To gain insights into the transmissibility of B.1.1.7., the authors used data generated by PCR testing of patient swabs to predict their viral load – the amount of virus in a person’s nose and throat. The data analysed – known as PCR Ct values and genomic read depth – indicated that B.1.1.7. samples tended to contain greater quantities of virus than non-B.1.1.7. swabs.
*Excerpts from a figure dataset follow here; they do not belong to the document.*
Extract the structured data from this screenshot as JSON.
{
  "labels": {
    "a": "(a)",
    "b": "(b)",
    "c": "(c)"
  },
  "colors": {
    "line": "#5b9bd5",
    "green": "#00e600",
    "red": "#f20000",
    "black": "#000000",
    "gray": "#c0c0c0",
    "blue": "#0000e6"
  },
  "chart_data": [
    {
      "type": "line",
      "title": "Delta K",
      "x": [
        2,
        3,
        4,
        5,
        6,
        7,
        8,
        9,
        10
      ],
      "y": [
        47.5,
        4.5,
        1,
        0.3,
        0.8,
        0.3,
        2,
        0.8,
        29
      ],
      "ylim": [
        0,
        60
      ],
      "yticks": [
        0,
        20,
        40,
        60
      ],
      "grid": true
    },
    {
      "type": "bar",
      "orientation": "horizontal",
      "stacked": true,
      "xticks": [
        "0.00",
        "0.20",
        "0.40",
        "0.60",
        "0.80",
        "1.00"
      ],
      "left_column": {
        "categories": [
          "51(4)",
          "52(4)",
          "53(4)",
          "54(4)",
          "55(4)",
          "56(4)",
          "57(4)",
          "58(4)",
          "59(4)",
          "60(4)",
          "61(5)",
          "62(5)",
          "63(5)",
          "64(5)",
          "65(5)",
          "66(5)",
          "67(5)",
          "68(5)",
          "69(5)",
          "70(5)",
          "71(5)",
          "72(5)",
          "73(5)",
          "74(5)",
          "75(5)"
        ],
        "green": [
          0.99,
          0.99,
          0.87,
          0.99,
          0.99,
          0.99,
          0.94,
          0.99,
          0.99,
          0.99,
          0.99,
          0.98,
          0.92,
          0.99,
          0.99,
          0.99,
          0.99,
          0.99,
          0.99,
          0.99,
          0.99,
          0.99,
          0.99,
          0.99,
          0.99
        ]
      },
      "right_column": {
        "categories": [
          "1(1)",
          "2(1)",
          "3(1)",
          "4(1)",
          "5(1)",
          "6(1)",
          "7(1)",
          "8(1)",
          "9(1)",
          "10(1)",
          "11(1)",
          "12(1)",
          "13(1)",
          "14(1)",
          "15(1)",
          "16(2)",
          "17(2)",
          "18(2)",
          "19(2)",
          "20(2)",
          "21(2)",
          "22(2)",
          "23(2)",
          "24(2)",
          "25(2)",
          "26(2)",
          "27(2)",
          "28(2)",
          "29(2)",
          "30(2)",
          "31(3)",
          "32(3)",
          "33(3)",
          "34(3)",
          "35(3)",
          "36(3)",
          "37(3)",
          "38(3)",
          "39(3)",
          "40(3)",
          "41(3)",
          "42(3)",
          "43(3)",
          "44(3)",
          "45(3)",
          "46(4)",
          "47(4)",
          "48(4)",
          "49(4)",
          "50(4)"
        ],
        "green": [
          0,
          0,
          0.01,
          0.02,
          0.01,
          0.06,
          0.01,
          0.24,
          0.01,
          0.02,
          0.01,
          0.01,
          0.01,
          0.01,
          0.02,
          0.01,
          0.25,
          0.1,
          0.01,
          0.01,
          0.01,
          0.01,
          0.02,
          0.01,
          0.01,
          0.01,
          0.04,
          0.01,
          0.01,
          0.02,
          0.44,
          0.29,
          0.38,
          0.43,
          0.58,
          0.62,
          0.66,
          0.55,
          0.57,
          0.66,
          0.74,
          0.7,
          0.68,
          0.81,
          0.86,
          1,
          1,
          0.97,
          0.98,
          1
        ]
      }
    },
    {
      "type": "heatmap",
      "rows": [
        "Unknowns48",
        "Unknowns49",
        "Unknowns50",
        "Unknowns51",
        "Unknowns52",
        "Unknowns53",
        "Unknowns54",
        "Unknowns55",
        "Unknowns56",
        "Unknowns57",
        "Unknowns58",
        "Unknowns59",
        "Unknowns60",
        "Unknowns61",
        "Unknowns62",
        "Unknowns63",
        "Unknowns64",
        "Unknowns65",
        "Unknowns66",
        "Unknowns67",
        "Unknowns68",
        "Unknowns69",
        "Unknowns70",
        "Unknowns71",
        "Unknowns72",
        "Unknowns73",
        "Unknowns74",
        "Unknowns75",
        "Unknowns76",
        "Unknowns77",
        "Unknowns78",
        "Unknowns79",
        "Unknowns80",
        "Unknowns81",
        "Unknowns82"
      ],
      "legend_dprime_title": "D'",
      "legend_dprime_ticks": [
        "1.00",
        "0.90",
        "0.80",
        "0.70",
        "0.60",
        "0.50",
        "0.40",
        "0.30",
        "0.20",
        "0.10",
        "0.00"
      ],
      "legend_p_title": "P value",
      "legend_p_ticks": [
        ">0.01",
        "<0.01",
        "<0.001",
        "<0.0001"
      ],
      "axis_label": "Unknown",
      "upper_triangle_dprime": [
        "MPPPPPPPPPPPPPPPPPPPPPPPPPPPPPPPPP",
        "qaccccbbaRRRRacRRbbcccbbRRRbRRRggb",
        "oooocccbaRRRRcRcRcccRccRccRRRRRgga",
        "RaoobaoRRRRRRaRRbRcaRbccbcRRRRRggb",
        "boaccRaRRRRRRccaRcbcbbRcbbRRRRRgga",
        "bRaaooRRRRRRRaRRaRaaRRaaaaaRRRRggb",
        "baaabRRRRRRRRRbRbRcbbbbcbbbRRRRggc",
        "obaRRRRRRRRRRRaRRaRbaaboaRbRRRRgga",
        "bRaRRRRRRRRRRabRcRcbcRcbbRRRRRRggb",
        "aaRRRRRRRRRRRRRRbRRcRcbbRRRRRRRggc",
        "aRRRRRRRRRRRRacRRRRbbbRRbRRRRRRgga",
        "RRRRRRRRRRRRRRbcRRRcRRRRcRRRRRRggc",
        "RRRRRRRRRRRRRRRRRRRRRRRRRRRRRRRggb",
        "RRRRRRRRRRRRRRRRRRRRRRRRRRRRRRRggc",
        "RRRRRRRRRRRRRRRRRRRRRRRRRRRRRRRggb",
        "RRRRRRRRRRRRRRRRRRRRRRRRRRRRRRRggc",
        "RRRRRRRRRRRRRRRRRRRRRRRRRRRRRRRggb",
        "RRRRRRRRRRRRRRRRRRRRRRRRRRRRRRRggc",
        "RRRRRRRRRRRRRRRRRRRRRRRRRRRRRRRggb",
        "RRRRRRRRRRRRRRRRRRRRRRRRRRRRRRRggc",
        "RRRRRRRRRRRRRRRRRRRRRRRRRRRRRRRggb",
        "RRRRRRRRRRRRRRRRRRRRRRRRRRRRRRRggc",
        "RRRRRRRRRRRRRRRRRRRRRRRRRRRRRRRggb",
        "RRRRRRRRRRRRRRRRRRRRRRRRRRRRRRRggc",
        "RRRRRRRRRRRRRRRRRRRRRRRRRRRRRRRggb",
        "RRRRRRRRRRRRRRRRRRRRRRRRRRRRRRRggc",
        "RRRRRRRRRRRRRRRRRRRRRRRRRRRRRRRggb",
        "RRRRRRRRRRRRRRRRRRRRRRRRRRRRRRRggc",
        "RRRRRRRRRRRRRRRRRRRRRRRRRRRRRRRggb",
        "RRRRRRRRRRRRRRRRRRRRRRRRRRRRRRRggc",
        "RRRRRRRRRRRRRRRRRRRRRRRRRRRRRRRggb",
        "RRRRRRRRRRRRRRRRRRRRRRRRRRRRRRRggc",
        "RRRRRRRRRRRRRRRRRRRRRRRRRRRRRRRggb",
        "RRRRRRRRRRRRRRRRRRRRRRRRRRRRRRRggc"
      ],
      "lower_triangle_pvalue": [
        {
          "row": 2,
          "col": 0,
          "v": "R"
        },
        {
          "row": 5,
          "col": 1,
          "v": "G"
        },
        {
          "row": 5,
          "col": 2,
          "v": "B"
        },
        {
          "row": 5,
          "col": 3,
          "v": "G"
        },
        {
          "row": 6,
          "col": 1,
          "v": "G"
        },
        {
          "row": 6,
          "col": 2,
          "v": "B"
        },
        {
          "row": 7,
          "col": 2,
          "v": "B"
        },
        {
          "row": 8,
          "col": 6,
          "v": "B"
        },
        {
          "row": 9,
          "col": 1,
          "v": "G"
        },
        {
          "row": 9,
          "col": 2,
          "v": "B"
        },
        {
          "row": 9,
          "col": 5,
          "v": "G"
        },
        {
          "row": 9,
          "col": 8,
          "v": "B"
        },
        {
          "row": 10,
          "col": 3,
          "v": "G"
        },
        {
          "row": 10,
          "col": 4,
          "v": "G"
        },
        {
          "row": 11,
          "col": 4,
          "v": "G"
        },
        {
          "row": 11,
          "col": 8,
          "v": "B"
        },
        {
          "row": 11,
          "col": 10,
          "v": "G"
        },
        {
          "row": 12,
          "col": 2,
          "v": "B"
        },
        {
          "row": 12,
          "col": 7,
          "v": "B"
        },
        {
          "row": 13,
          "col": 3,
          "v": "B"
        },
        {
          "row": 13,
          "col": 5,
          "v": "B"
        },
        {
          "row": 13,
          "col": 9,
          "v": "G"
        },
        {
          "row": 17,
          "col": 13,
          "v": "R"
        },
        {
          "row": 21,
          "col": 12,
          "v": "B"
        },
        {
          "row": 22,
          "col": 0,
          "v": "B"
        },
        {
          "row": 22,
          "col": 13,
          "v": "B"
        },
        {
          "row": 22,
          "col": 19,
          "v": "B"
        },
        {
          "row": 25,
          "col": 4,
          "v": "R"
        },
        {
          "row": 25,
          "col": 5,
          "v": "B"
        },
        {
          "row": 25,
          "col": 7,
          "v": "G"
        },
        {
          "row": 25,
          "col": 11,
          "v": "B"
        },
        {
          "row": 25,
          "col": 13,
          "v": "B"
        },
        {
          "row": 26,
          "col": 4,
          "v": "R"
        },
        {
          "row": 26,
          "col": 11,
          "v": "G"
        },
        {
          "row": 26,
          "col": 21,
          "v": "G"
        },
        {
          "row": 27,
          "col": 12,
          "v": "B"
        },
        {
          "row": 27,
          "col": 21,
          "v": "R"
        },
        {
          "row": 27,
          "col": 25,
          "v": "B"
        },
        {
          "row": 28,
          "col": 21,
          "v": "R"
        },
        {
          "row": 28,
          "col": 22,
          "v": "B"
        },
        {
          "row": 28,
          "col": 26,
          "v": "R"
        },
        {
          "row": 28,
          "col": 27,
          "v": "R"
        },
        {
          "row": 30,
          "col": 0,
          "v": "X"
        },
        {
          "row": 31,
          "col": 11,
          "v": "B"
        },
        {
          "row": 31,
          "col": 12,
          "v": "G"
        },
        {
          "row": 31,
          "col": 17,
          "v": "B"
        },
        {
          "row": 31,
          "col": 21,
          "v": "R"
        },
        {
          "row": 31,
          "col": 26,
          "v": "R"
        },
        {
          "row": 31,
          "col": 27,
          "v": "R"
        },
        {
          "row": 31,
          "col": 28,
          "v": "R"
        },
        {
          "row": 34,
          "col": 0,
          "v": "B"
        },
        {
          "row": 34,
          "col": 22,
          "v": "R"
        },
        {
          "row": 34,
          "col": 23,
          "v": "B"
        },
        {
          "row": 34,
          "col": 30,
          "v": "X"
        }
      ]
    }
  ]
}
Dr Eleni Nastouli, from University College London Hospitals NHS Foundation Trust and the UCL Great Ormond Street Institute of Child Health, UK, said: “One of the real strengths of our study is that it ran at the same time that B.1.1.7. was emerging and spreading throughout London and the south of England. Analysing the variant before the peak of hospital admissions and any associated strains on the health service gave us a crucial window of time to gain vital insights into how B.1.1.7. differs in severity or death in hospitalised patients from the strain of the first wave. Our study is the first in the UK to utilise whole-genome sequencing data generated in real-time and embedded in an NHS clinical service and integrated granular clinical data. The finding that lineage B.1.1.7 infection did not confer increased risk of severe disease and mortality in this high-risk cohort is reassuring but requires further confirmation in larger studies.”